Entscheidungsstichwort (Thema)
Grundsicherung für Arbeitsuchende. Aufhebung eines Verwaltungsakts wegen Einkommenserzielung. Einkommensberücksichtigung. selbstständige Tätigkeit. Auflösung von Ansparabschreibungen
Orientierungssatz
1. Ist ein Bescheid bei seinem Erlass rechtmäßig, richtet sich die Rücknahme des Verwaltungsaktes nach den Voraussetzungen des § 48 und nicht nach § 45 SGB 10 (vgl LSG Stuttgart vom 29.11.2007 - L 12 AS 1181/07).
2. Erzielt ein Hilfebedürftiger im Jahr 2005 Einkommen aus selbstständiger Tätigkeit sind zur Ermittlung seiner Einkünfte ausschließlich die steuerpflichtigen Einnahmen (steuerpflichtiger Gewinn) heranzuziehen. Dass im Steuerjahr 2005 Ansparabschreibungen nach § 7g EStG aufgelöst worden sind, mindert die Einkünfte nicht.

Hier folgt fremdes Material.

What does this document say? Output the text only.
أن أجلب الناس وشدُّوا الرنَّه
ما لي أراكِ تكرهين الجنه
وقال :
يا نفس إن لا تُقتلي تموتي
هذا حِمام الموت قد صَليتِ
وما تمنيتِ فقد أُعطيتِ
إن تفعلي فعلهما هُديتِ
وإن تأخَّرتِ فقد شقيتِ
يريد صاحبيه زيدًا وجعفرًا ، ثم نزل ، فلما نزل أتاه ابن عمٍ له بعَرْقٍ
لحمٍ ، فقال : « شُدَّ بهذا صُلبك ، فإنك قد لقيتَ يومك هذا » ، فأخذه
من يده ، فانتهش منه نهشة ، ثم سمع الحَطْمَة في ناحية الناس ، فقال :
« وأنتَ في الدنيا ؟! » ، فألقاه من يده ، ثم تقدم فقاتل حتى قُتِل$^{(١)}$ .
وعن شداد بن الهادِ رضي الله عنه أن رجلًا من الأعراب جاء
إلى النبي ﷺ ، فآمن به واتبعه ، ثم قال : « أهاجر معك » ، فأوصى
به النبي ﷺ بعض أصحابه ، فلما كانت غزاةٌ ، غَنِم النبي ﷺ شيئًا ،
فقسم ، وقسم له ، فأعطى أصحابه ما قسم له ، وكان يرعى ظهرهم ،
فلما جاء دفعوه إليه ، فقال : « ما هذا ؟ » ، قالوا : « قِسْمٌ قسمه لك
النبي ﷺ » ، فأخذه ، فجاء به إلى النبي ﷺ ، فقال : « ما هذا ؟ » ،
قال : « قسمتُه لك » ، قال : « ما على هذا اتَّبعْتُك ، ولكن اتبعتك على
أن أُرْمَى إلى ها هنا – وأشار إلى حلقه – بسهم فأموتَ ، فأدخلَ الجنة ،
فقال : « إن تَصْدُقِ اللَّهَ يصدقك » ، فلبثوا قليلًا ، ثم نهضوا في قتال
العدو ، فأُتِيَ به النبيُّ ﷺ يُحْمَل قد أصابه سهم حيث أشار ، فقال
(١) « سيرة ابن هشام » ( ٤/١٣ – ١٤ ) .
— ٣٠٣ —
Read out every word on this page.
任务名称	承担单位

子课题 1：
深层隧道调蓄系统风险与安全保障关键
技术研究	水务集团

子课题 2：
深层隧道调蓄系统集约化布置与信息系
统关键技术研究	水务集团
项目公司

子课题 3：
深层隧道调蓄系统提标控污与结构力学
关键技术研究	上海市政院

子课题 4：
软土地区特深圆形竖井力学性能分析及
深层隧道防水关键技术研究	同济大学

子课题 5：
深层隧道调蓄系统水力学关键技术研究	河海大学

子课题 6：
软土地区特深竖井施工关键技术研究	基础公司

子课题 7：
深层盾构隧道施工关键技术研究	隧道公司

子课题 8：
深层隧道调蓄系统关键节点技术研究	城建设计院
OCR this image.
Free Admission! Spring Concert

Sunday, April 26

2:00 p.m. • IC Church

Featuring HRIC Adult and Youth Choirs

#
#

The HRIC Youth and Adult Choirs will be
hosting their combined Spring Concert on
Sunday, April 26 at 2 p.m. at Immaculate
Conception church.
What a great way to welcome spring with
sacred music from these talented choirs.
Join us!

3. Bei der Einhaltung der Jahresfrist des § 48 Abs 4 SGB 10 iVm § 45 Abs 4 S 2 SGB 10 kommt es nicht auf die Vorlage der betriebswirtschaftlichen Auswertungen, sondern auf die Vorlage des Steuerbescheides an.
4. Bei einer nur teilweisen Aufhebung der Bewilligung ist der Erstattungsbetrag iS des § 50 Abs 1 S 1 SGB 10 nicht nach § 40 Abs 2 S 1 SGB 2 begrenzt (§ 40 Abs 2 S 2 SGB 2).
Nachgehend
Tenor
1. Die Klage wird abgewiesen.
2. Die Beklagte hat dem Kläger über das Kostenanerkenntnis hinaus keine weiteren außergerichtlichen Kosten zu erstatten.
3. Die Sprungrevision wird zugelassen.
Tatbestand
Der Kläger wendet sich nur noch gegen die Aufhebung der Bewilligung und Erstattungsforderung von Leistungen zur Sicherung des Lebensunterhaltes gemäß SGB II für den Leistungszeitraum 1.10.2005 bis 31.12.2005.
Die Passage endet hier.